It’s been proven time and again that marketers lose significant leads and sales because the opening copy of their websites or landing pages doesn’t immediately identify what prospects are looking for.
What exactly are the prospects or customers looking for at your site?
Depending on what you’re offering, there could be several reasons for people to check out your website or landing page:

  • Your prospects or customers simply to learn more about your product before making their purchases—they need more assurance and convincing.
  • Maybe they learned about your product from a friend, saw a banner or Facebook ad, or even got a direct mail piece. Now they want to use the landing page/website to verify that your product is real. They are visiting your landing page to find credibility in your message.
  • Many go to your website/landing page to find a better product or service online than they saw in retail or elsewhere … answer the question: is there a better alternative?
  • Perhaps they are ready to place an online order now.

It is critical to give them immediately what they want
Once your prospect has made it to your landing page or website, it’s up to you not to slow them down by confusing them or hindering them from quickly getting what they came for.
If the prospect doesn’t immediately see the product or service promised in the direct mail piece, Facebook or banner ad, email, or whatever media that directed them to your site, you have made a huge mistake and will lose leads and sales.
That is one reason it is critical that you follow these 7 direct marketing rules for creating a website/landing page that increases leads and sales rather than killing them.

Craig Huey Web leads sales blunders response

Web leads and sales make all the difference (Credit: LinkedIn)

  1. Don’t use a traditional landing page or website created by a general ad agency or web technicians—they will kill response. The agency you hire must excel at direct response.
  2. Use only a powerful direct response offer created by a direct response specialist. Make sure the website is specifically related to the message your prospect has just read in your marketing campaign.
  3. Include a powerful, direct response video.
  4. Use direct response copy, not tradition advertising copy. Do not allow warm-ups in your copy, but get right to the Unique Selling Proposition (USP) and the key benefits for your prospects.
  5. Avoid art for art’s sake.
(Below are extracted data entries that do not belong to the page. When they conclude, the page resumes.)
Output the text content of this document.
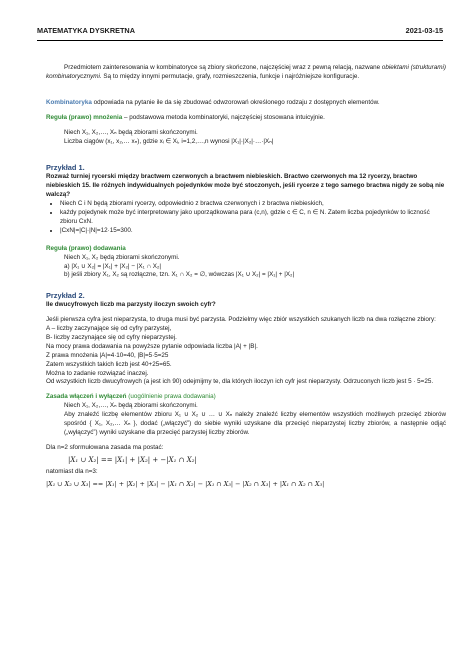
MATEMATYKA DYSKRETNA	2021-03-15

Przedmiotem zainteresowania w kombinatoryce są zbiory skończone, najczęściej wraz z pewną relacją, nazwane obiektami (strukturami) kombinatorycznymi. Są to między innymi permutacje, grafy, rozmieszczenia, funkcje i najróżniejsze konfiguracje.

Kombinatoryka odpowiada na pytanie ile da się zbudować odwzorowań określonego rodzaju z dostępnych elementów.

Reguła (prawo) mnożenia – podstawowa metoda kombinatoryki, najczęściej stosowana intuicyjnie.

Niech X₁, X₂,…, Xₙ będą zbiorami skończonymi.

Liczba ciągów (x₁, x₂,… xₙ), gdzie xᵢ ∈ Xᵢ, i=1,2,…,n wynosi |X₁|·|X₂|·…·|Xₙ|

Przykład 1.

Rozważ turniej rycerski między bractwem czerwonych a bractwem niebieskich. Bractwo czerwonych ma 12 rycerzy, bractwo niebieskich 15. Ile różnych indywidualnych pojedynków może być stoczonych, jeśli rycerze z tego samego bractwa nigdy ze sobą nie walczą?

• Niech C i N będą zbiorami rycerzy, odpowiednio z bractwa czerwonych i z bractwa niebieskich,
• każdy pojedynek może być interpretowany jako uporządkowana para (c,n), gdzie c ∈ C, n ∈ N. Zatem liczba pojedynków to liczność zbioru CxN.
• |CxN|=|C|·|N|=12·15=300.

Reguła (prawo) dodawania

Niech X₁, X₂ będą zbiorami skończonymi.

a) |X₁ ∪ X₂| = |X₁| + |X₂| − |X₁ ∩ X₂|

b) jeśli zbiory X₁, X₂ są rozłączne, tzn. X₁ ∩ X₂ = ∅, wówczas |X₁ ∪ X₂| = |X₁| + |X₂|

Przykład 2.

Ile dwucyfrowych liczb ma parzysty iloczyn swoich cyfr?

Jeśli pierwsza cyfra jest nieparzysta, to druga musi być parzysta. Podzielmy więc zbiór wszystkich szukanych liczb na dwa rozłączne zbiory:

A – liczby zaczynające się od cyfry parzystej,

B- liczby zaczynające się od cyfry nieparzystej.

Na mocy prawa dodawania na powyższe pytanie odpowiada liczba |A| + |B|.

Z prawa mnożenia |A|=4·10=40, |B|=5·5=25

Zatem wszystkich takich liczb jest 40+25=65.

Można to zadanie rozwiązać inaczej.

Od wszystkich liczb dwucyfrowych (a jest ich 90) odejmijmy te, dla których iloczyn ich cyfr jest nieparzysty. Odrzuconych liczb jest 5 · 5=25.

Zasada włączeń i wyłączeń (uogólnienie prawa dodawania)

Niech X₁, X₂,…, Xₙ będą zbiorami skończonymi.

Aby znaleźć liczbę elementów zbioru X₁ ∪ X₂ ∪ … ∪ Xₙ należy znaleźć liczby elementów wszystkich możliwych przecięć zbiorów spośród { X₁, X₂,… Xₙ }, dodać („włączyć”) do siebie wyniki uzyskane dla przecięć nieparzystej liczby zbiorów, a następnie odjąć („wyłączyć”) wyniki uzyskane dla przecięć parzystej liczby zbiorów.

Dla n=2 sformułowana zasada ma postać:

|X₁ ∪ X₂| == |X₁| + |X₂| + −|X₁ ∩ X₂|

natomiast dla n=3:

|X₁ ∪ X₂ ∪ X₃| == |X₁| + |X₂| + |X₃| − |X₁ ∩ X₂| − |X₁ ∩ X₃| − |X₂ ∩ X₃| + |X₁ ∩ X₂ ∩ X₃|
Only use art that helps direct the eye flow to the copy.
  6. Whenever possible, put your offer up front and make it powerful.
  7. Present the CTA—Call to Action—immediately and clearly so that it’s easy to find.

One last thing …
In evaluating and critiquing websites/landing pages and direct marketing campaigns, I found that failure to follow the above rules the biggest reasons why campaigns receive low response and poor sales.